Last week, President Obama admonished insurance company executives for excessive rate increases. He is taking aim at them again in his speech in Philadelphia right now. How much of our problem rests with insurance companies and how much is the result of other facets of the health-care system?

My response, Going Beyond Insurance Reform , is posted below.

In 2009, the United States spent an estimated $2.5 trillion on health care. That same year, the profits for the top five for-profit health insurance companies totaled around $10 billion, generally 3-4 percent of their revenues -- a fraction of total health-care costs. So, while insurance reform is important, fixing our health care system will clearly require more.

We need to think more broadly about redesigning today's health-care system to drive innovation, better value and improved outcomes to be able to increase access.
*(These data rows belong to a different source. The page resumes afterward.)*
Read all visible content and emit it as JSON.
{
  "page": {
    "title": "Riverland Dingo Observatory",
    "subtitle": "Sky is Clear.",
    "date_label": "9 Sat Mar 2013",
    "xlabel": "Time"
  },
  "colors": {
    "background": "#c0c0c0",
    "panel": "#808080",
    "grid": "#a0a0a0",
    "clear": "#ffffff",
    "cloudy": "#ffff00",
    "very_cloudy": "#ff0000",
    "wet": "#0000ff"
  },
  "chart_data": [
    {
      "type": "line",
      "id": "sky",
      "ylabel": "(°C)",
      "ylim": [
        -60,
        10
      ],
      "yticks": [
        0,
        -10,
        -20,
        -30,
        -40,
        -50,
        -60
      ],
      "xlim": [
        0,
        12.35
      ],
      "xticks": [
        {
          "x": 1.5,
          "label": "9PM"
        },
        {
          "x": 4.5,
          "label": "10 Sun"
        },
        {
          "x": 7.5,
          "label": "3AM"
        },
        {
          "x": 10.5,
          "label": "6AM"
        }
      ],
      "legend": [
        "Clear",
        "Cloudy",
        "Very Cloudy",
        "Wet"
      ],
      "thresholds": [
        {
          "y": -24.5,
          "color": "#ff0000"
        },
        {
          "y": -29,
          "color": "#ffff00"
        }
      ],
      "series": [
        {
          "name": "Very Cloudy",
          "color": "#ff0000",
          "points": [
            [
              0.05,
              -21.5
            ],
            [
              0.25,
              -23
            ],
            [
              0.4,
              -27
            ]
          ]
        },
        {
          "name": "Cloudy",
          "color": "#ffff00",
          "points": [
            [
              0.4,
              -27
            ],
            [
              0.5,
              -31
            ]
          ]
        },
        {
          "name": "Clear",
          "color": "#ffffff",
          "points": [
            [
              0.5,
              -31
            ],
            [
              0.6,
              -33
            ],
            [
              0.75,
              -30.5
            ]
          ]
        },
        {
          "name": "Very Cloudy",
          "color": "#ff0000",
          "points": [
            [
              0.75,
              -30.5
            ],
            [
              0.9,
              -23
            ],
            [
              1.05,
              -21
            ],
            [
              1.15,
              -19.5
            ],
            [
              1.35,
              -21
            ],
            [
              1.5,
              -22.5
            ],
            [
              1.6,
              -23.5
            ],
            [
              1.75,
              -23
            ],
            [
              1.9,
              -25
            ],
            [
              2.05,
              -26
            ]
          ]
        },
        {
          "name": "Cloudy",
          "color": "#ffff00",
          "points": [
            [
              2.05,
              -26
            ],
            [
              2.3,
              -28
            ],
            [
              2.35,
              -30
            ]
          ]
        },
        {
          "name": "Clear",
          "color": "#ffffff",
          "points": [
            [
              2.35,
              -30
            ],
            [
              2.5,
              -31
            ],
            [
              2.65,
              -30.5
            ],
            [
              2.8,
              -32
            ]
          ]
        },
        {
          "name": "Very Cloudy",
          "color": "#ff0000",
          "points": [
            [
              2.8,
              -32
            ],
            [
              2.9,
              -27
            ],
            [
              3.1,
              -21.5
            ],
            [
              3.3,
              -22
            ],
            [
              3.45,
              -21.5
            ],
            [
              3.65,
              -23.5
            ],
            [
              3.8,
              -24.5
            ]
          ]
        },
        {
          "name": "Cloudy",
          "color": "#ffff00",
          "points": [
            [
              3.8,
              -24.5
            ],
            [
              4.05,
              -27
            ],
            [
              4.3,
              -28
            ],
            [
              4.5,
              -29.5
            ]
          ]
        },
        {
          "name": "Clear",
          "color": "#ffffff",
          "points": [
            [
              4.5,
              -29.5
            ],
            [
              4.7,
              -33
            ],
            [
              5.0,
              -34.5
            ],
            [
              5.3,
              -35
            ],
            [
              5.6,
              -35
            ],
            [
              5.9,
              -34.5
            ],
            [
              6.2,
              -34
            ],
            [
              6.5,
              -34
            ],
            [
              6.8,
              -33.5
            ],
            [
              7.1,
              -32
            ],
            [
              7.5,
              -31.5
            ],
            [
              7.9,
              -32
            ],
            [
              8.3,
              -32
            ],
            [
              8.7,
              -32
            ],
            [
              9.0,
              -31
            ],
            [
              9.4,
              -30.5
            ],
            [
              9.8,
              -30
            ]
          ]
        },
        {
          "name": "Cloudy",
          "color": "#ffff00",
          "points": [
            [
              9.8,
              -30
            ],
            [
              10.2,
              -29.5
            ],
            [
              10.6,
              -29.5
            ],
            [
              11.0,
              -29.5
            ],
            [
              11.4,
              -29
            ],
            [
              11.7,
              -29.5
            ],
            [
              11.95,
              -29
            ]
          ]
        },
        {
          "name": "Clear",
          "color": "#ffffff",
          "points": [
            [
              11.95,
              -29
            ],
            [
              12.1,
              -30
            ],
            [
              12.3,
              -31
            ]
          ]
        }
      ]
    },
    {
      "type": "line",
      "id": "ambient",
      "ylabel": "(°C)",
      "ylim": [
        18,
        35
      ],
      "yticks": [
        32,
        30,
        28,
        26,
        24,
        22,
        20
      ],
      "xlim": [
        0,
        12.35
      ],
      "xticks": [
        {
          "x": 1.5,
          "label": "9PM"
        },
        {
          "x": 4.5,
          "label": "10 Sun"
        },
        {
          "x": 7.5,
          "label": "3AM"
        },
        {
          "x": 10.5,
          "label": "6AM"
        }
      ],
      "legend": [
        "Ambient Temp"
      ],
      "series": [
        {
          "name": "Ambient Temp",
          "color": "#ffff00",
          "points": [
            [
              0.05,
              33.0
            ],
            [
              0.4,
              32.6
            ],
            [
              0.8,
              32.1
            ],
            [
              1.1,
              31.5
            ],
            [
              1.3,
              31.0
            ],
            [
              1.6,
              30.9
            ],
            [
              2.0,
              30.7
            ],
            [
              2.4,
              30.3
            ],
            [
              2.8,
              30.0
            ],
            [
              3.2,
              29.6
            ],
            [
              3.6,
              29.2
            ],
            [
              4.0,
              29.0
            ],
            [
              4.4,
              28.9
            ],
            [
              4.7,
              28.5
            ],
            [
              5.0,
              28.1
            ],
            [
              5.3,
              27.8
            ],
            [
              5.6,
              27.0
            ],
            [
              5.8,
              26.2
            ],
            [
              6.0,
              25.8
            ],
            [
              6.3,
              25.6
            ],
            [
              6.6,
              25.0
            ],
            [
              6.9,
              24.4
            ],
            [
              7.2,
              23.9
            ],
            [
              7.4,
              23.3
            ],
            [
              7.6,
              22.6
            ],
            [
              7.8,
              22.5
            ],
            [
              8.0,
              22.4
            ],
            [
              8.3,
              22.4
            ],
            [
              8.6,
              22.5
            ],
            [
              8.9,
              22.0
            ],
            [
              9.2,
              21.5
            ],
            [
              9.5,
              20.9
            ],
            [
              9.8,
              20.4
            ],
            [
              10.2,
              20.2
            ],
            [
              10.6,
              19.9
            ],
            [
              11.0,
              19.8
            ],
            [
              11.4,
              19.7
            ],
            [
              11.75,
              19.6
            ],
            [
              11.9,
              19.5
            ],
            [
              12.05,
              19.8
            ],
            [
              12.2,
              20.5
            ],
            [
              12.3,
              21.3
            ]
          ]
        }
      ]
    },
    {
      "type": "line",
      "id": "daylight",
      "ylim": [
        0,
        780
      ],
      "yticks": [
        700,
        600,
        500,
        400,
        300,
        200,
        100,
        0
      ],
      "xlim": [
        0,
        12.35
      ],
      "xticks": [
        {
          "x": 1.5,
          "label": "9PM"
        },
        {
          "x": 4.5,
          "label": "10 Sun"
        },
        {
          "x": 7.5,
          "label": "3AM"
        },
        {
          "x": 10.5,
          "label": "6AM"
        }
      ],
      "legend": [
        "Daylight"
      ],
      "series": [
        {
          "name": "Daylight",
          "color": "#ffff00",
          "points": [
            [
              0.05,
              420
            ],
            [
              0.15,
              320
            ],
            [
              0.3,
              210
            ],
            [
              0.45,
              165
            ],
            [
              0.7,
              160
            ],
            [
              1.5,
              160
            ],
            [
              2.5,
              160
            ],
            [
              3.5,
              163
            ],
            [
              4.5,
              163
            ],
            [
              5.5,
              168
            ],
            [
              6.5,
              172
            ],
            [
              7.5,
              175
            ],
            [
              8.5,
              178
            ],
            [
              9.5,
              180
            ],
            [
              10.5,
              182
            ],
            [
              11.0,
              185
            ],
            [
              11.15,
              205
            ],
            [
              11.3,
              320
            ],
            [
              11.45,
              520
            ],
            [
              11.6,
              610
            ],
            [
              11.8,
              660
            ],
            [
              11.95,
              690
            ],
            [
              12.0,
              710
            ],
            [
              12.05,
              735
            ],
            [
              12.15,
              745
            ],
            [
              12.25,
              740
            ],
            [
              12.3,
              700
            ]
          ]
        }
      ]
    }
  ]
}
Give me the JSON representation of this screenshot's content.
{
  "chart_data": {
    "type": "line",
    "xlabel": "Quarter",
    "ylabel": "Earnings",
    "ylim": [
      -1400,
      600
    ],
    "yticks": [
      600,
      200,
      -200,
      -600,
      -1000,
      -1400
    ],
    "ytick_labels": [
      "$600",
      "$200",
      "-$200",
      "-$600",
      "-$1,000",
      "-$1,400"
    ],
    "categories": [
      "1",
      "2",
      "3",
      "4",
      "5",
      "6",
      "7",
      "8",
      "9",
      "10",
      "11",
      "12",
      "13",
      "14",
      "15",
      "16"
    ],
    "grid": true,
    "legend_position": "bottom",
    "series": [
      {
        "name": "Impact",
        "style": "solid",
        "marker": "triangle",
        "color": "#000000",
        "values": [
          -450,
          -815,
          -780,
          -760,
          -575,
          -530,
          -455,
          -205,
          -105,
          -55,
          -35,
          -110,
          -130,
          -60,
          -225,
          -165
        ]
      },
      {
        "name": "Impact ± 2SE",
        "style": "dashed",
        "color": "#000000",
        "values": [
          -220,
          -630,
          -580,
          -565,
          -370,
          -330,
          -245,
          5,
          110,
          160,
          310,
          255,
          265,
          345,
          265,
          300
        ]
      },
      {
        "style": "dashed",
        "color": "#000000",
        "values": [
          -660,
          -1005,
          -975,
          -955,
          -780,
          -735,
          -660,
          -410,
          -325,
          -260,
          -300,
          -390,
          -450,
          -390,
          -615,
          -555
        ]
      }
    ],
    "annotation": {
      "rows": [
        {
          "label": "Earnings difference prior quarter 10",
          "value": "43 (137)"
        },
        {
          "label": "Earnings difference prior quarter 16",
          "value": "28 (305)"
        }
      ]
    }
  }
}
Our current system is based on a fee-for-service model that primarily addresses acute care issues versus today's health concerns, which are dominated by chronic conditions. The CDC estimates that more than 75 percent of America's health-care costs stem from six chronic disease states. And the number of people with chronic diseases continues to rise. Today, about 133 million Americans (nearly half of all adults) live with at least one chronic illness- and most chronic diseases require a lifetime of ongoing care. As the population ages, we must evolve our health-care system to more effectively address the needs of chronic disease patients -- improving care and managing costs. Further, we have to engage consumers in managing their own health - providing tools and information to support informed choices and holding consumersmore accountable.

To support a redesigned health delivery system, we need the right types of insurance. Let's remember that insurance companies are designed to spread risk, but health insurance is unique because it's used for routine as well as catastrophic needs. People expect their health insurance to cover every doctor's visit, test and treatment, which is economically inefficient and establishes the wrong incentives for providers and consumers. People should pay for routine care and only tap into health insurance when they need to cover major, unpredictable issues.

Key to reforming health insurance is separating it from employment, which would guarantee that individuals would not lose their insurance even if they were to change or lose their jobs. Most importantly, it would encourage new innovation in the health insurance industry.

If people were responsible for paying for routine visits and procedures, they would demand greater transparency around the costs and effectiveness of their care, be more engaged in their health and consider more fully how their choices impact themselves and others. This would enable more innovation in insurance and health delivery and make health care more affordable for all.